How well and sharp you hear is important for safe driving. Your hearing can:
- Warn you of danger such as the presence of vehicles in your blind spots
- Allow you to respond to:
- Someone honking their horn
- Emergency vehicle sirens
- Bells at railroad crossings
- Alert you to impending engine or other mechanical failure.
A hearing impairment that causes the inability to hear low to medium (softer) decibel sounds or sounds of certain frequencies.
A hearing impairment that results in the inability of the person to hear, even the loudest of sounds. The person hears NO sound at all.
Compensation for Hearing Impairment
- A person can compensate for a hearing impairment and improve his or her ability to drive safely by seeing a doctor and having a hearing aid fitted to amplify sounds.

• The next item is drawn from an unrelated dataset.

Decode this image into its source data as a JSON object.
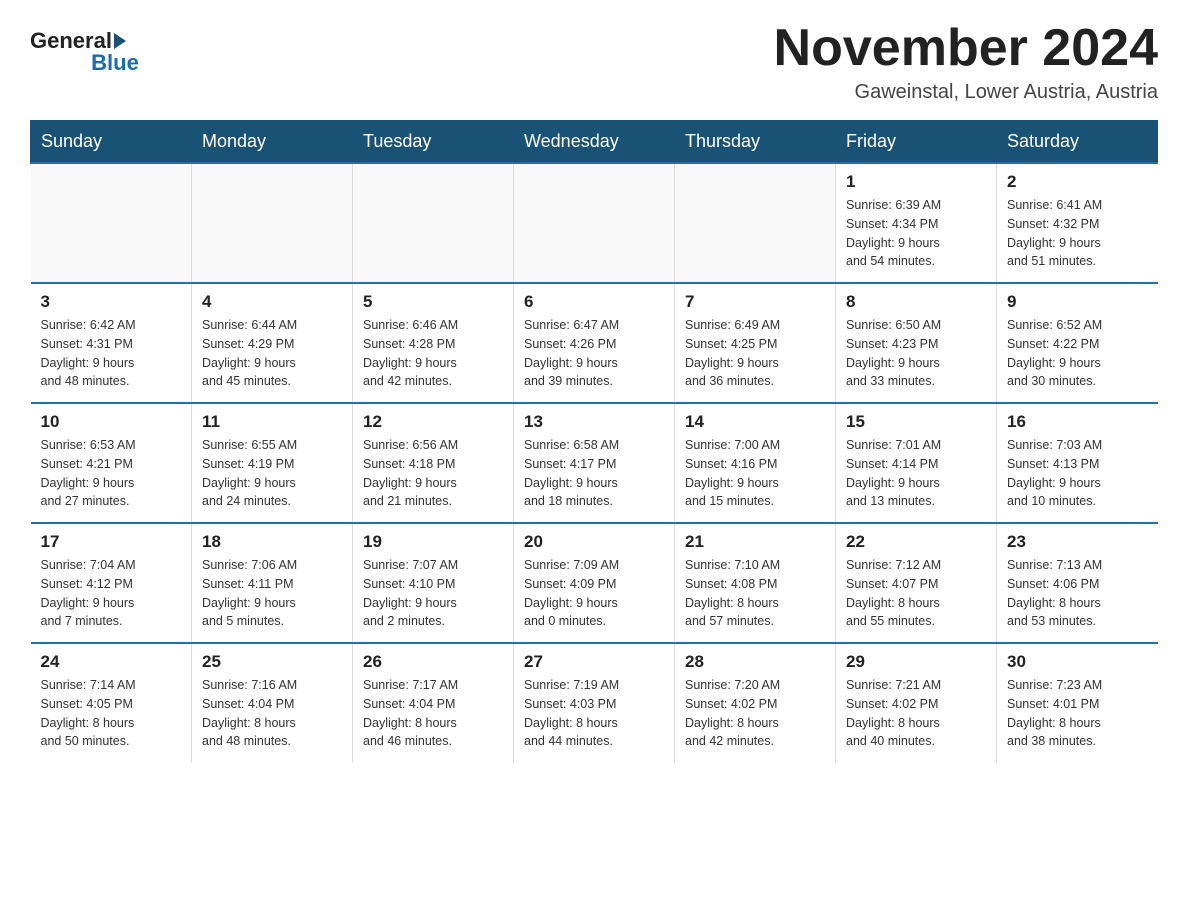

- A person with a hearing impairment or total deafness can also compensate by learning to rely more on vision, such as increasing the degree to which they visually scan their environment.
Auditory acuity deteriorates with age. It is important to have your hearing checked periodically by a doctor because often changes in hearing occur so slowly that people do not notice them.
Considerations for Hearing and Driving
- To hear properly while driving a vehicle you should:
- Keep the volume of your vehicle’s audio system low
- Keep at least one window open so you can better hear outside noises
- A person must not wear a headset or earplugs that cover both ears while driving.
Brief History About Hearing Aid
A hearing aid is a device used to help hard-of-hearing people hear sounds better. One of the first hearing aids, the Metal Ear, was created in the 17th century and was made to be put over ears. The hearing aids created in the beginning of the 19th century were bulky devices that would sit on tables. Later, in the 19th century, ear trumpets and cones were used as hearing aids. The first full-scale manufacturer of hearing aids was Frederick Rein of London in 1800. He produced ear trumpets, hearing fans and conversation tubes. These instruments helped amplify sounds while still being portable. There was one major flaw to early hearing aids. This flaw was that the longer or wider the instrument, the greater the sound. So in order for these instruments to be portable, it had to be downsized, which caused it to not be as beneficial to the individual. Finally in the late 1800s, the acoustic horn, which was a tube that had two ends and a cone that captured sound, was eventually made to fit in the ear. Toward the late 19th century, individuals pushed for the idea of hidden hearing aids.
This push caused for a change in hearing aids to be more invisible. As a result, hearing aids would be hidden in couches, clothing and accessories. The invisibility of the hearing aid also hurt the hearing of the individual, because there was more worry for society to find out that the individual had a disability, than helping out the individual. It was not until the development of miniaturization that hearing aids became more focused on helping individuals with disabilities and not hiding the disability. The 20th century marked the moment where hearing aids shifted from mechanical to electrical designs with the help of advanced technology.